Figure 4: Innovation ecosystems


Given that the business directors have not only to work within the organization but also with other people outside the organization, the decision making process is complex and requires to be formal and rigorous.

There are several decision-making imperatives, many of which are not included in current and popular approaches. These imperatives include (along with categories to assess one’s current status):


What justification is there for this check list?

Much of this check-list is based on The Assessment Book’s Kaufman ( Guerra-Lopez (2008)) strategic planning[i] and extensive work on strategic thinking and planning in public and private sectors.[ii] It also responds to many legitimate criticisms of conventional strategic planning and resulting decision-making in order to rectify the many flaws in what is often done.[iii]



Problems with most strategic decision-making and planning approaches. Defining and justifying where you are going is a good thing. But, sometimes on the way, things get distorted. Issues include:


  1. Focusing on means, finances, budgets, or human resources first before defining and justifying one’s mission.

  2. Making decision not on what others have done instead of tailoring the plan to institutional internal and external realities.

  3. Not collect performance data on needs-gaps in results—but seeing needs as wants and doing planning on the basis of programs, projects, activities, and funding.

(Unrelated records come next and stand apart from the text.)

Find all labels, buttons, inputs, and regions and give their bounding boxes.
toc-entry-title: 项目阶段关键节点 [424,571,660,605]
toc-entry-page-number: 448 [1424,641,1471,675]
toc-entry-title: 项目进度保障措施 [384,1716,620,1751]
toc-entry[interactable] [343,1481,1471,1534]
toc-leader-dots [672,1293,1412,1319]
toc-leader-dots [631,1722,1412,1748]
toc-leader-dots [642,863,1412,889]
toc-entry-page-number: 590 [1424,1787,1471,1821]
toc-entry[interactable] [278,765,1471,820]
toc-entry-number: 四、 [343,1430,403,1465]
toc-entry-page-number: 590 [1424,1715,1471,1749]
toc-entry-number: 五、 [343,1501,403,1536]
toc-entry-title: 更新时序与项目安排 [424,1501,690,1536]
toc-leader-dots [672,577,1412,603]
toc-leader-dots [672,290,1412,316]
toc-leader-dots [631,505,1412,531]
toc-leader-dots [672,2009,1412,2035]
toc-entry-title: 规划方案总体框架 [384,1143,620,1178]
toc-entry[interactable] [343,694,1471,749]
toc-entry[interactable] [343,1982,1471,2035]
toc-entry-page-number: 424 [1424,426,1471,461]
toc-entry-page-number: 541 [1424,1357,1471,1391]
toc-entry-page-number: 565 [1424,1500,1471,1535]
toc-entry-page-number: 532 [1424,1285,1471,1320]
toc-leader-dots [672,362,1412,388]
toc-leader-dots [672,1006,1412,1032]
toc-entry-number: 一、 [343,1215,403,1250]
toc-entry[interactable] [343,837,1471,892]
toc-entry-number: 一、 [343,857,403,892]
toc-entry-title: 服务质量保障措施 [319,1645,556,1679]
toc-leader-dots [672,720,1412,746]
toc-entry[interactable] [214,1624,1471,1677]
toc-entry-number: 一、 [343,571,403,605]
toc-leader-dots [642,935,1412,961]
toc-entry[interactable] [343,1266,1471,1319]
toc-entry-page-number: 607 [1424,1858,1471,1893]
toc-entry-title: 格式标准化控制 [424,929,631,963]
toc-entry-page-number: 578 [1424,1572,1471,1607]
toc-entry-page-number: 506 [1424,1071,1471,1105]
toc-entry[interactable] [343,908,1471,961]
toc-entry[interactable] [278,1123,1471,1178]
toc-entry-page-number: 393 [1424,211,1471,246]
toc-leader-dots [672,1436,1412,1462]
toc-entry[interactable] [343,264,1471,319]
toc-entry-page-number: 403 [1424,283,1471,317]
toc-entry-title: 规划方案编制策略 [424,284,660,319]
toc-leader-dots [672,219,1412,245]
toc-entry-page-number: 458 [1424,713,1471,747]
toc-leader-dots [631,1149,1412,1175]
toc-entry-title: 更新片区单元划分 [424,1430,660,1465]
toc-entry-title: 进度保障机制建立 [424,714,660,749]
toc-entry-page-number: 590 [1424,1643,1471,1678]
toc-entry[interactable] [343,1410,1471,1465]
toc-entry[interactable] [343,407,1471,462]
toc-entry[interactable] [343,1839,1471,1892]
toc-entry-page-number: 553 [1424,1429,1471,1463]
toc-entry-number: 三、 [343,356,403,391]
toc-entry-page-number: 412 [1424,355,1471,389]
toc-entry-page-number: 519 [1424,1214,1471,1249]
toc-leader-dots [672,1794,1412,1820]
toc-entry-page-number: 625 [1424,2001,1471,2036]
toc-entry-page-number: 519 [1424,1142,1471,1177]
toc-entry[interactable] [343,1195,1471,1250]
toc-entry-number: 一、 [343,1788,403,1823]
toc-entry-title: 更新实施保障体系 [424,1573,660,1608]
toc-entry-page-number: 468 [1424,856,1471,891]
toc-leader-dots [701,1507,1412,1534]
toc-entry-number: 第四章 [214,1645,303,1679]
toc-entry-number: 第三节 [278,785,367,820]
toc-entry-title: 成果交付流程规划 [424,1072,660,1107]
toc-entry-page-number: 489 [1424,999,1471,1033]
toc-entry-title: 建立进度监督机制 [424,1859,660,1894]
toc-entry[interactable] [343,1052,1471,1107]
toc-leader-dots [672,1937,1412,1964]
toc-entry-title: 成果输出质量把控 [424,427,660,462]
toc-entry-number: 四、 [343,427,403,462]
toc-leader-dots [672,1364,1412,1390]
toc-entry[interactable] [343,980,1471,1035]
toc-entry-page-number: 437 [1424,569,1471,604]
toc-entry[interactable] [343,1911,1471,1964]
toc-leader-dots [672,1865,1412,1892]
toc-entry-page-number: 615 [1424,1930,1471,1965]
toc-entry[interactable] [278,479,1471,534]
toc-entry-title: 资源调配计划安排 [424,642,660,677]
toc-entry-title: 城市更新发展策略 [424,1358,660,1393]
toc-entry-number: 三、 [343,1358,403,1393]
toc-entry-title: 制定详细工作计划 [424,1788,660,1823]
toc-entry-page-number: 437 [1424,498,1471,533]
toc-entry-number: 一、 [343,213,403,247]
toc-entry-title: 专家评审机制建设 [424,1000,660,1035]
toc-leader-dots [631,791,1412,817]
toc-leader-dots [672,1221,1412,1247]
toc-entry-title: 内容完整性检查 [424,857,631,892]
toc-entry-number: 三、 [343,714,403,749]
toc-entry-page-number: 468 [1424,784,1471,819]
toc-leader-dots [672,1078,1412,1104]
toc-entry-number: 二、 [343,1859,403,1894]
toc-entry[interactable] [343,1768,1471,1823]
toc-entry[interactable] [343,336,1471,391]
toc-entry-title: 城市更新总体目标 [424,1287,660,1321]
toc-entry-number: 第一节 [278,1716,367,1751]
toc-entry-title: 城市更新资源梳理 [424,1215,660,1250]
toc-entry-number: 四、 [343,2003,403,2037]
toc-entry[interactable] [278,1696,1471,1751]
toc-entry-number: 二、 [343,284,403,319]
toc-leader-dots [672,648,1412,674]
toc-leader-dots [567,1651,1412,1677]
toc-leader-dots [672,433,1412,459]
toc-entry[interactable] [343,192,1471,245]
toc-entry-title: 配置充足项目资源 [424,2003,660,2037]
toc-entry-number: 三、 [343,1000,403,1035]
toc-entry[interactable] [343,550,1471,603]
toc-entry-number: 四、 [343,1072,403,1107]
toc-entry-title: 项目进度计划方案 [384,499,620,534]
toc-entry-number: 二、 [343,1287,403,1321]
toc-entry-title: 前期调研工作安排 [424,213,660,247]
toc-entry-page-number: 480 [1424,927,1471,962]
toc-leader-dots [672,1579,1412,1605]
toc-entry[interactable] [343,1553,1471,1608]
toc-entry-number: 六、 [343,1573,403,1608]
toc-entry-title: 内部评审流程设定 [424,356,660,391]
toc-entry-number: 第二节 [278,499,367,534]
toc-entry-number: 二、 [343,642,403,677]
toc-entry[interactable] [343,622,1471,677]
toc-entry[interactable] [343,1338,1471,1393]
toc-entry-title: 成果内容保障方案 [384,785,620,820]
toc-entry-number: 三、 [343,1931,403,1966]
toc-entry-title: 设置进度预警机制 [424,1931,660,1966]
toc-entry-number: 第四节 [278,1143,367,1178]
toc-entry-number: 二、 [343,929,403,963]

  4. Not relating the decision to the entire value chain that runs from individual contributions, to organizational contributions, to community and societal contributions.

  5. Changing the decision criteria and approach each time there is a change in leadership. If plans and decisions are based first on societal value-added, leadership should put their ‘stamp’ on an institution in terms of how to meet the evidence-based needs.

  6. Selecting programs, projects, activities, human resources without doing costs-consequences assessments.

  7. Substituting political initiatives for actual evidence-based criteria.

  8. Not using this check-list to assure that decisions will be practical, valid, and deliver measurably useful results.


Agile and alert organizations are in a unique position in our societal new realities.


Useful strategic planning and executive decision-making are possible and very valuable.


Those organizations that intend to survive and thrive in today’s realities will realize that their future lies in creating a future with rewards different from the past. Peter Drucker[iv] suggests that the new capitalism is not one of money and things but is of knowledge and ideas. Our new-age organizations have a unique niche to contribute to this new capitalism of the future.